The Three Temptations
The Church has always faced three temptations, both past and contemporary, but they have never been as strong as in our day. These temptations are: ritualist and sectarian nationalism (phyletism); corrupting mammonism; secularist liberalism.
Ritualist and Sectarian Nationalism (Phyletism)
The first global saint, St John was entirely international and politically free, not fanatically narrow, sectarian, racist or ritualist. He faced down the temptations of nationalist flag waving, uniting the Orthodox communities in Shanghai, Western Europe and San Francisco. He always placed Christ above any nation and people and was never influenced by any worldly political pressures, either from the Japanese Empire, the Soviet Empire or the American Empire. He was always faithful, resisting sectarianism of all sorts. He strongly disliked the ritualizing tendency of some to cut services short, reading and singing very quickly, with the result that people cannot understand the services.
St Jonah transfigured Church life in Manzhuri, establishing an orphanage, a school and a dining hall for the poor. He worked tirelessly for his flock, and was deeply loved by them. We see that he was loving, he did not seek to amass money, but worked voluntarily, showing the Church to be a community, that we are saved together. He thus avoided the temptations that tempted the Church before the Revolution and today, especially perhaps, though also in many Local Churches, in contemporary Russia: the idolatry of Mammon, chasing after money, setting tariffs for every sacramental action, which so discredits the Church and repulses the people. He was utterly detached from love of money, love of ‘gold and marble’, remaining incorruptible.
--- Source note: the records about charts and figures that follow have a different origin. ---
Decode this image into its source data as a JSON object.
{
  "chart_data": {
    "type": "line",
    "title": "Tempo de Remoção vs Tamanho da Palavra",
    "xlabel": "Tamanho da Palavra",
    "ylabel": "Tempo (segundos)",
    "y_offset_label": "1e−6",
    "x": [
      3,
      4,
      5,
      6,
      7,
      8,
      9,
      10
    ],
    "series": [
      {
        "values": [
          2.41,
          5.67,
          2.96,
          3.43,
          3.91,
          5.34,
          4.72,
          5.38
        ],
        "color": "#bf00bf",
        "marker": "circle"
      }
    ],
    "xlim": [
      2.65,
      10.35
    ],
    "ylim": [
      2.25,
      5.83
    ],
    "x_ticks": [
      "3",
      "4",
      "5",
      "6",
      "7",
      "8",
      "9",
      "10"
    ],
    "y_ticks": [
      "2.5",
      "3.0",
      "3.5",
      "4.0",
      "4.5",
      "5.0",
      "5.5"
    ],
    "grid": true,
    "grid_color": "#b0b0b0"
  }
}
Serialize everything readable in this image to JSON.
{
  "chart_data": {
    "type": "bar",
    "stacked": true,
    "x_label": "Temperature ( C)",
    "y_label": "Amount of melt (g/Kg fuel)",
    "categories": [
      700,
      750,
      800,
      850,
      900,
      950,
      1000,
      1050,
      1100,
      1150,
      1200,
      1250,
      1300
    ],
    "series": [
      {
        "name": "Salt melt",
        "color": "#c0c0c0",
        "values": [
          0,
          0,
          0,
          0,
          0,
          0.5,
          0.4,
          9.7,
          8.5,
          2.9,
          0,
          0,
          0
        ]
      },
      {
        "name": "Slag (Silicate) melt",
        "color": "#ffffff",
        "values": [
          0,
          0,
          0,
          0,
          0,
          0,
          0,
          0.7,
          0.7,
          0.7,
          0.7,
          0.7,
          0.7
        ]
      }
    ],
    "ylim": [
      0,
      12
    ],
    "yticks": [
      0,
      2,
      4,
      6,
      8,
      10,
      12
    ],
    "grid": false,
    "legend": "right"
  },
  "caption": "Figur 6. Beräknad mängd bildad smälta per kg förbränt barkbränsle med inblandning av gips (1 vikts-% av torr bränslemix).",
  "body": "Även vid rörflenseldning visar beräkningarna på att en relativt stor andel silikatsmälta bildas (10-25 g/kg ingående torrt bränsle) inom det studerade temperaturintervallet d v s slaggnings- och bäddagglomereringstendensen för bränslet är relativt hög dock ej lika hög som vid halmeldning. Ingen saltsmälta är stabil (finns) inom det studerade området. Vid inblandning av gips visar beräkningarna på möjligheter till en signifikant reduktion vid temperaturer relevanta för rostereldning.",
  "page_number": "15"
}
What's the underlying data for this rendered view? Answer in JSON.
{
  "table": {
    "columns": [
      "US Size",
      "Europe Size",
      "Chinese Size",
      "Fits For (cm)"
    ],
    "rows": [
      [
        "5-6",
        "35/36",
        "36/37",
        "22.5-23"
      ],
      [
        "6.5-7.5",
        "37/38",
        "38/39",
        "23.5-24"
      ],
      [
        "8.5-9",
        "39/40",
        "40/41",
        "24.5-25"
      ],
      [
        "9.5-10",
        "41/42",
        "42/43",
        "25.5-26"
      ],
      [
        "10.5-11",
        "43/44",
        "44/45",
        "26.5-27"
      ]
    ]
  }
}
St Seraphim was faithful to the Tradition, not modernist and ecumenist. He never suffered from the immigrant inferiority complex of conformism to this world. He was profoundly Patristic, filled with the grace that comes from ascetic life. He was not in any way afraid to stand up to heresy, as in the case of his resistance to the fantasies of Bulgakov. And at the Moscow Council of 1948 he stood up for Orthodox unity, resisting the tide of Secularism, which the Western Powers were trying to impose on the Orthodox world through the Greek-speaking Churches, notably standing up for the Orthodox calendar and also the Orthodox, not absolutist, principle of the monarchy.
Conclusion: The Three New Hierarchs
All three hierarchs expressed the Unity, Holiness, Catholicity and Apostolicity of the Church, all having the essential in common, however each having a special ‘hypostatic’ characteristic. This characteristic put them above the world and its triple temptations. St John resisted through his humility, St Jonah through his non-possession and St Seraphim through his obedience to the Tradition. If these temptations are resisted, the Church Outside Russia will continue. If ever it forgets them, it will face extinction.
The feasts of these Three Hierarchs are evenly spaced throughout the year, approximately every four months, in February, June/July and October. We suggest that their commemoration and celebration of their Icon be introduced on 7/20 November, after their three feasts, on the anniversary of the foundation of our Church. Eventually, a special service, based on the separate services to the three saints, or an akathist, could be compiled, entitled to ‘The Three New Hierarchs’.
Holy Hierarchs John, Jonah and Seraphim, pray to God for us!